Speculation about Lemmy development over the past couple years - and the database content

RoundSparrow · edit-2 2 years ago

Speculation about Lemmy development over the past couple years - and the database content

RoundSparrow · edit-2 2 years ago

1000 test user accounts, 50 test communities, stuff 1000 random postings in each test community - and then put 10 to 150 random comments of various lengths on each of those postings.

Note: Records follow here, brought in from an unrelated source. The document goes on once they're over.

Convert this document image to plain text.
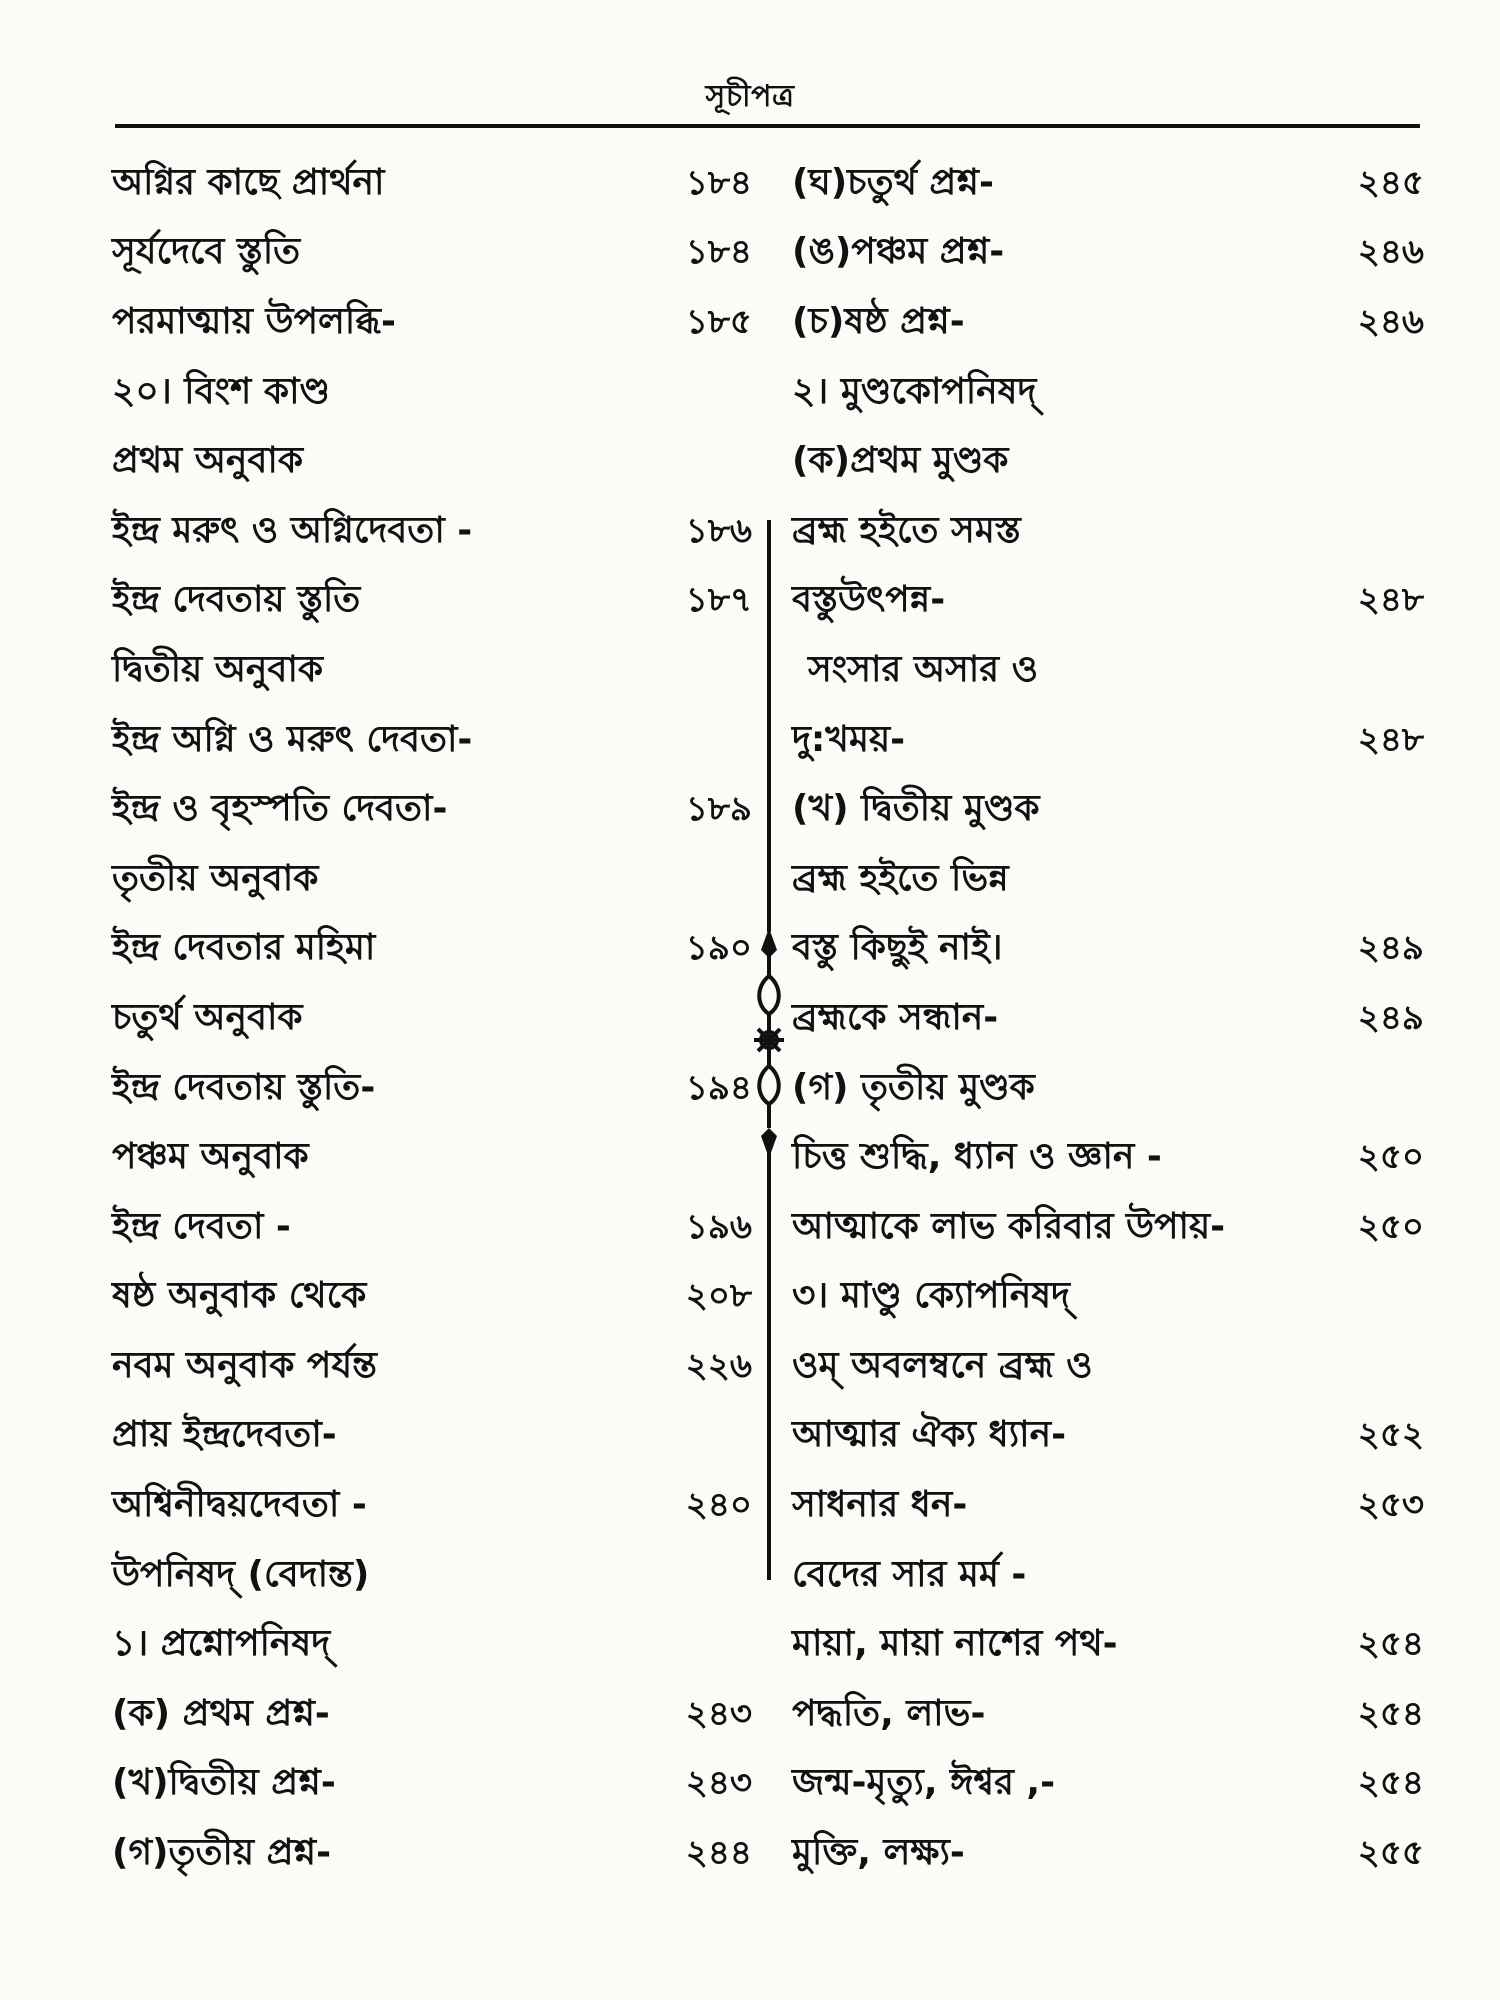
সূচীপত্র
অগ্নির কাছে প্রার্থনা	১৮৪
সূর্যদেবে স্তুতি	১৮৪
পরমাত্মায় উপলব্ধি-	১৮৫
২০। বিংশ কাণ্ড
প্রথম অনুবাক
ইন্দ্র মরুৎ ও অগ্নিদেবতা -	১৮৬
ইন্দ্র দেবতায় স্তুতি	১৮৭
দ্বিতীয় অনুবাক
ইন্দ্র অগ্নি ও মরুৎ দেবতা-
ইন্দ্র ও বৃহস্পতি দেবতা-	১৮৯
তৃতীয় অনুবাক
ইন্দ্র দেবতার মহিমা	১৯০
চতুর্থ অনুবাক
ইন্দ্র দেবতায় স্তুতি-	১৯৪
পঞ্চম অনুবাক
ইন্দ্র দেবতা -	১৯৬
ষষ্ঠ অনুবাক থেকে	২০৮
নবম অনুবাক পর্যন্ত	২২৬
প্রায় ইন্দ্রদেবতা-
অশ্বিনীদ্বয়দেবতা -	২৪০
উপনিষদ্ (বেদান্ত)
১। প্রশ্নোপনিষদ্
(ক) প্রথম প্রশ্ন-	২৪৩
(খ)দ্বিতীয় প্রশ্ন-	২৪৩
(গ)তৃতীয় প্রশ্ন-	২৪৪
(ঘ)চতুর্থ প্রশ্ন-	২৪৫
(ঙ)পঞ্চম প্রশ্ন-	২৪৬
(চ)ষষ্ঠ প্রশ্ন-	২৪৬
২। মুণ্ডকোপনিষদ্
(ক)প্রথম মুণ্ডক
ব্রহ্ম হইতে সমস্ত
বস্তুউৎপন্ন-	২৪৮
সংসার অসার ও
দু:খময়-	২৪৮
(খ) দ্বিতীয় মুণ্ডক
ব্রহ্ম হইতে ভিন্ন
বস্তু কিছুই নাই।	২৪৯
ব্রহ্মকে সন্ধান-	২৪৯
(গ) তৃতীয় মুণ্ডক
চিত্ত শুদ্ধি, ধ্যান ও জ্ঞান -	২৫০
আত্মাকে লাভ করিবার উপায়-	২৫০
৩। মাণ্ডু ক্যোপনিষদ্
ওম্ অবলম্বনে ব্রহ্ম ও
আত্মার ঐক্য ধ্যান-	২৫২
সাধনার ধন-	২৫৩
বেদের সার মর্ম -
মায়া, মায়া নাশের পথ-	২৫৪
পদ্ধতি, লাভ-	২৫৪
জন্ম-মৃত্যু, ঈশ্বর ,-	২৫৪
মুক্তি, লক্ষ্য-	২৫৫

For clarity, I mean 1000 random postings and 150 random comments per posting, PER USER.

1000 users * 50 communities * 1000 postings * 150 comments.

That level of testing should have been done 18 months ago in the project as a minimum, looking back on the code development. I’d say 1000 times more (plus images on at least half the postings and 1 in 8 comments), at least, in 2023. Especially since this kind of project attracts people running out of their own personal pocket, spending their own money, for server hardware. The no-advertising income, no monetization focus puts a higher concern on keeping the server efficient on requirements.

The code also needs to give early warnings, in the face of server operators on the admin web pages, of disk-full, performance nearing crash thresholds, etc. The site needs very basic warning signs, even if its bash scrips going into SQL for the moment, quick and dirty tools are fine.

RoundSparrow · 2 years ago

These numbers tell the story, Lemmy.nl has over 40% more comment data than other servers:

RoundSparrow · 1 year ago

The issues with TRIGGER statements on site_aggregates would have been difficult to simulate, requiring 1800 federated instances to match what Lemmy.ml likely has in the live database. But an example of how testing and studying execution time of SQL is important with quantities of data matching production.

Lemmy.ca found the issue by making a full copy of their database to test on locally to see the triggers were hitting so many rows… and that site goes back to 2020 data.